The rule is: close a socket when you're done using it; OTOH if you plan to keep receiving/sending data via that socket in the future, then keep it held open so you can do that. When it makes sense to keep a socket open (vs closing it and then re-opening a new TCP connection later) is a judgement call that will depend on what your program is trying to accomplish.
It sounds like your program might be suffering from a "socket leak", where in some cases your program forgets to call close() on sockets that it no longer intends to use; and also your program keeps creating new sockets. In that case, these open-but-forgotten sockets will build up over time, and eventually your program will run out of resources and be unable to create any more sockets. This is a bad thing.
You don't say what language you're programming in, but if you're programming in C++, an easy way to avoid a socket-leak is to wrap each socket into a socket-holding object:
class SocketHolder
{
public:
SocketHolder(int socketfd) : _fd(fd) {/* empty */}
~SocketHolder() {if (_fd >= 0) close(fd);}
int GetSocketFD() const {return _fd;}
private:
SocketHolder(const SocketHolder &); // private and unimplemented (to prevent accidental copying of SocketHolder objects)
int _fd;
};
... and then whenever you call socket()/accept()/etc to create a new socket FD, immediately hand it over to a SocketHolder object which is held by a smart-pointer, e.g.:
int s = socket();
std::shared_ptr<SocketHolder> holder(new SocketHolder(s));
... and modify your program to store and/or pass around std::shared_ptr<SocketHolder> objects instead of int socket-values.
The advantage is that once you've done this, you no longer have to remember to call close(s) explicitly at the appropriate time, because it will automatically be called for you when its SocketHolder object is deleted, and the SocketHolder object will be automatically deleted when the last smart-pointer referencing it goes away. Since the close() call now happens without any effort on the programmer's part, a socket-leak is much less likely to occur.
Another possible source of your problem is that the OS will (by default) keep records for recently-closed TCP connections in memory for a short period even after you've closed them; doing this helps the OS ensure that any data sent to those sockets just before they were closed can get delivered, and also helps the OS avoid misinterpreting future TCP packets. However, it does mean that TCP socket records can hang around for a brief period after the TCP socket has been closed; if that's a problem for you, you might be able to address it by setting the SO_LINGER socket option, as discussed here.
If you're going to be keeping TCP connections to dozens or hundreds of devices open simultaneously, that's fine; you can do so and multiplex across them using select() or poll() or epoll() or kqueue() or similar APIs designed for handling multiple sockets at once. In my experience, using non-blocking I/O is simpler in the long run, since it avoids the possibility that one very slow (or malfunctioning) client device might hang up your entire server.
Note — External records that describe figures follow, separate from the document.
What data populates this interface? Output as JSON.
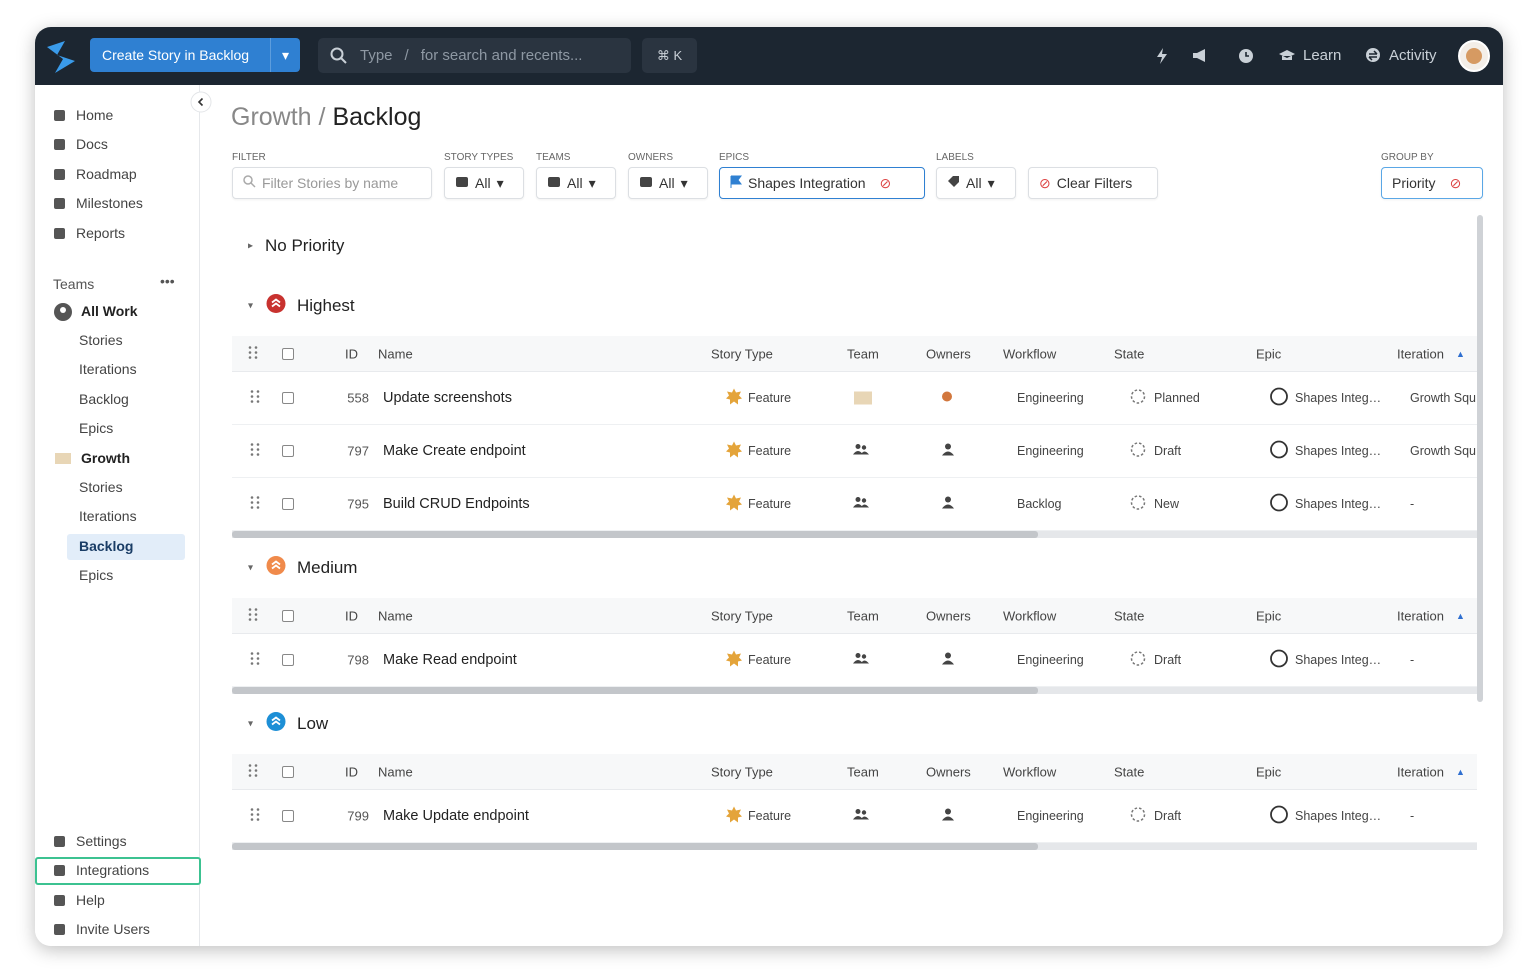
{
  "topbar": {
    "create_button": "Create Story in Backlog",
    "search_type": "Type",
    "search_slash": "/",
    "search_hint": "for search and recents...",
    "shortcut": "⌘ K",
    "learn": "Learn",
    "activity": "Activity"
  },
  "sidebar": {
    "nav": [
      "Home",
      "Docs",
      "Roadmap",
      "Milestones",
      "Reports"
    ],
    "teams_heading": "Teams",
    "teams": [
      {
        "name": "All Work",
        "items": [
          "Stories",
          "Iterations",
          "Backlog",
          "Epics"
        ]
      },
      {
        "name": "Growth",
        "items": [
          "Stories",
          "Iterations",
          "Backlog",
          "Epics"
        ]
      }
    ],
    "footer": [
      "Settings",
      "Integrations",
      "Help",
      "Invite Users"
    ]
  },
  "header": {
    "breadcrumb": "Growth /",
    "title": "Backlog"
  },
  "filters": {
    "filter_label": "FILTER",
    "filter_placeholder": "Filter Stories by name",
    "dropdowns": [
      {
        "label": "STORY TYPES",
        "value": "All"
      },
      {
        "label": "TEAMS",
        "value": "All"
      },
      {
        "label": "OWNERS",
        "value": "All"
      }
    ],
    "epics_label": "EPICS",
    "epic": "Shapes Integration",
    "labels_label": "LABELS",
    "labels_value": "All",
    "clear": "Clear Filters",
    "group_by_label": "GROUP BY",
    "group_by": "Priority"
  },
  "columns": [
    "ID",
    "Name",
    "Story Type",
    "Team",
    "Owners",
    "Workflow",
    "State",
    "Epic",
    "Iteration"
  ],
  "groups": [
    {
      "name": "No Priority",
      "rows": []
    },
    {
      "name": "Highest",
      "color": "#c8322f",
      "rows": [
        [
          "558",
          "Update screenshots",
          "Feature",
          "Engineering",
          "Planned",
          "Shapes Integ…",
          "Growth Squ"
        ],
        [
          "797",
          "Make Create endpoint",
          "Feature",
          "Engineering",
          "Draft",
          "Shapes Integ…",
          "Growth Squ"
        ],
        [
          "795",
          "Build CRUD Endpoints",
          "Feature",
          "Backlog",
          "New",
          "Shapes Integ…",
          "-"
        ]
      ]
    },
    {
      "name": "Medium",
      "color": "#f08a4b",
      "rows": [
        [
          "798",
          "Make Read endpoint",
          "Feature",
          "Engineering",
          "Draft",
          "Shapes Integ…",
          "-"
        ]
      ]
    },
    {
      "name": "Low",
      "color": "#1d8fd6",
      "rows": [
        [
          "799",
          "Make Update endpoint",
          "Feature",
          "Engineering",
          "Draft",
          "Shapes Integ…",
          "-"
        ]
      ]
    }
  ]
}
If you really need to support thousands of simultaneous TCP connections instead of just dozens or hundreds, you might run into some scaling issues; you might want to read The C10K Problem, a somewhat dated but still informative article about various approaches to handling that size of connection-load.
As paulsm4 mentioned, another alternative might be to use UDP instead of TCP for your communications. The advantage of that is that you only need to create a single socket (which can be used to communicate with any number of devices) rather than a socket-per-device. Some disadvantages include the fact that it's often difficult to get UDP packets routed across the Internet (firewalls tend to reject incoming UDP packets by default), and also UDP packets don't get any delivery or ordering guarantees the way TCP streams do. Of course, if your devices speak only TCP, then UDP won't be an option for you.